CFCo will hold certain assets, including the debtors’ existing contract assets. As the existing contract assets are liquidated, proceeds will be distributed to creditors in line with the priority of their respective claims against the debtors.

Under the plan, holders of other secured claims were to receive payment in full in cash, the collateral securing their claims, reinstatement of their claims or other treatment leaving the claims unimpaired.

Holders of other priority claims were to receive payment in full in cash or other treatment leaving the claims unimpaired.

Each holder of a revolving credit facility claim was to receive their pro rata share of new first-out loans under a new first-lien term loan facility in an amount equal to its allowed claim, which was to be repaid under the existing contract asset collections waterfall.

Each holder of an allowed term loan claim was to receive its pro rata share of the new second- and third-out loans under the new first-lien term loan facility and 100% of the new common equity.

Each holder of a general unsecured claim was to receive its pro rata share of GUC trust beneficial interests, provided holders could choose a cash-out recovery in lieu of any distributions from any other GUC trust assets, with the cash-out recovery capped at 25% of their respective allowed claims.

Holders who didn’t elect the cash-out recovery and didn’t opt out of the third-party release were to receive their pro rata share of the proceeds of the initial trust assets and the upside recovery.

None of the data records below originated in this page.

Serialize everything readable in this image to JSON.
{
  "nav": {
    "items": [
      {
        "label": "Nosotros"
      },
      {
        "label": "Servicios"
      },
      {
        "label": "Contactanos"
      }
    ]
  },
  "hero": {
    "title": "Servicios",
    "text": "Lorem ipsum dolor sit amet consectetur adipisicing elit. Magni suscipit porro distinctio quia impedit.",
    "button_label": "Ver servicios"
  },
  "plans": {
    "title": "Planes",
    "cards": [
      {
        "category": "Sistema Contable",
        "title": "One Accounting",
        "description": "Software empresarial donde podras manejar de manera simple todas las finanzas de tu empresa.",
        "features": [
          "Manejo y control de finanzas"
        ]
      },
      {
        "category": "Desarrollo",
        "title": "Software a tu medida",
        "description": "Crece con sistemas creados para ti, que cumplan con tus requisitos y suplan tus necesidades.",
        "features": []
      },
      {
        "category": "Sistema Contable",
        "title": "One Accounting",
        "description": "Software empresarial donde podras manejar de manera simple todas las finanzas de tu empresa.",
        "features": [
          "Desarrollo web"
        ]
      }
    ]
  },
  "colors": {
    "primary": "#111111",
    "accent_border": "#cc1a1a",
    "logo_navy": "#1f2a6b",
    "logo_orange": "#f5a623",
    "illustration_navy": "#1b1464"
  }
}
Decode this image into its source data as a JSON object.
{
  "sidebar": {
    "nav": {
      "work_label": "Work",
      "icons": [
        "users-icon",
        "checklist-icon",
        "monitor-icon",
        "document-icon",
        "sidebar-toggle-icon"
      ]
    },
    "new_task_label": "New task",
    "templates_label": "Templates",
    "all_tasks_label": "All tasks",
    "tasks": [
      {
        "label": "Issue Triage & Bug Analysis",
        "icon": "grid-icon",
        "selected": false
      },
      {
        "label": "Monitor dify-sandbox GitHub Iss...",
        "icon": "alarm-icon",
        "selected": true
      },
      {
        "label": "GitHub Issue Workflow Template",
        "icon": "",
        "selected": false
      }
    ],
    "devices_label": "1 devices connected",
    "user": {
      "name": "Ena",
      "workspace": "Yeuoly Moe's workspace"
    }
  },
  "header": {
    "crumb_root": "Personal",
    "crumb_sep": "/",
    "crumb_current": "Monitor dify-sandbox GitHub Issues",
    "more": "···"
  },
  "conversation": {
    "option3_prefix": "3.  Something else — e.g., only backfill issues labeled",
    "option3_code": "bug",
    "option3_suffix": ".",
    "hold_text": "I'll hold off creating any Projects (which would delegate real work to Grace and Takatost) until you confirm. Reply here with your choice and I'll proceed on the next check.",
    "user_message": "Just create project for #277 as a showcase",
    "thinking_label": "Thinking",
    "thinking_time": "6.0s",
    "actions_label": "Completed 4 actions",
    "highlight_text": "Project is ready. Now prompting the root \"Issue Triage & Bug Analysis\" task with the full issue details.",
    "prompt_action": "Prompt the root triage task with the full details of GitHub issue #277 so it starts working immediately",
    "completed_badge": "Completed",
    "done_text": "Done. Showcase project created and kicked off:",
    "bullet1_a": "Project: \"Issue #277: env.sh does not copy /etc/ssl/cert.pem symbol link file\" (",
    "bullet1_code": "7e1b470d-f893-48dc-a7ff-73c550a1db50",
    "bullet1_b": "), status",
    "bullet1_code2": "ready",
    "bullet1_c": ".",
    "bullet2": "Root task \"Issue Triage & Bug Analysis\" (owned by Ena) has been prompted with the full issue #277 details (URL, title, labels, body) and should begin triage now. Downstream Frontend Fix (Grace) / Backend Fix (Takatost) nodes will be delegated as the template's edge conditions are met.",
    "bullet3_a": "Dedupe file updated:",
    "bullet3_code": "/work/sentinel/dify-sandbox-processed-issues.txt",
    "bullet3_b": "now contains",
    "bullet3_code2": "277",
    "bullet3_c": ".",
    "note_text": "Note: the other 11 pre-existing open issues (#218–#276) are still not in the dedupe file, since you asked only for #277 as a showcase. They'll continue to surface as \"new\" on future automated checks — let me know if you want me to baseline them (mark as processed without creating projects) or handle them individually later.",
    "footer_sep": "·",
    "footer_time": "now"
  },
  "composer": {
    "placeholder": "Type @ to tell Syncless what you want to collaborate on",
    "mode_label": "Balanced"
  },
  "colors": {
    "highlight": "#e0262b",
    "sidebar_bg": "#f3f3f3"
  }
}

The initial trust assets include $500,000 contributed by the debtors and preferred equity interests in CFCo.

The upside recovery includes the $750,000 contributed by OpCo to the GUC trust no later than two years after the effective date; $750,000 contributed by CFCo to the trust after the second anniversary of the effective date (or earlier following full satisfaction of the new first-out loans); unspent critical vendor amounts, the GUC litigation claims and proceeds, and retained preference actions and proceeds.

Holders who didn’t elect the cash-out recovery and do opt out of the third-party release were to receive their pro rata share of the proceeds of the initial trust assets.

Intercompany claims were to be reinstated, contributed, distributed, canceled, released, extinguished, converted into equity or otherwise settled.

Intercompany interests were to be reinstated, set off, settled, distributed, contributed, merged, canceled or released.

Holders of existing equity interests and section 510(b) claims were to receive nothing.

Benefytt is a health insurance technology company based in Tampa, Fla. The company filed bankruptcy on May 23 under Chapter 11 case number 23-90566.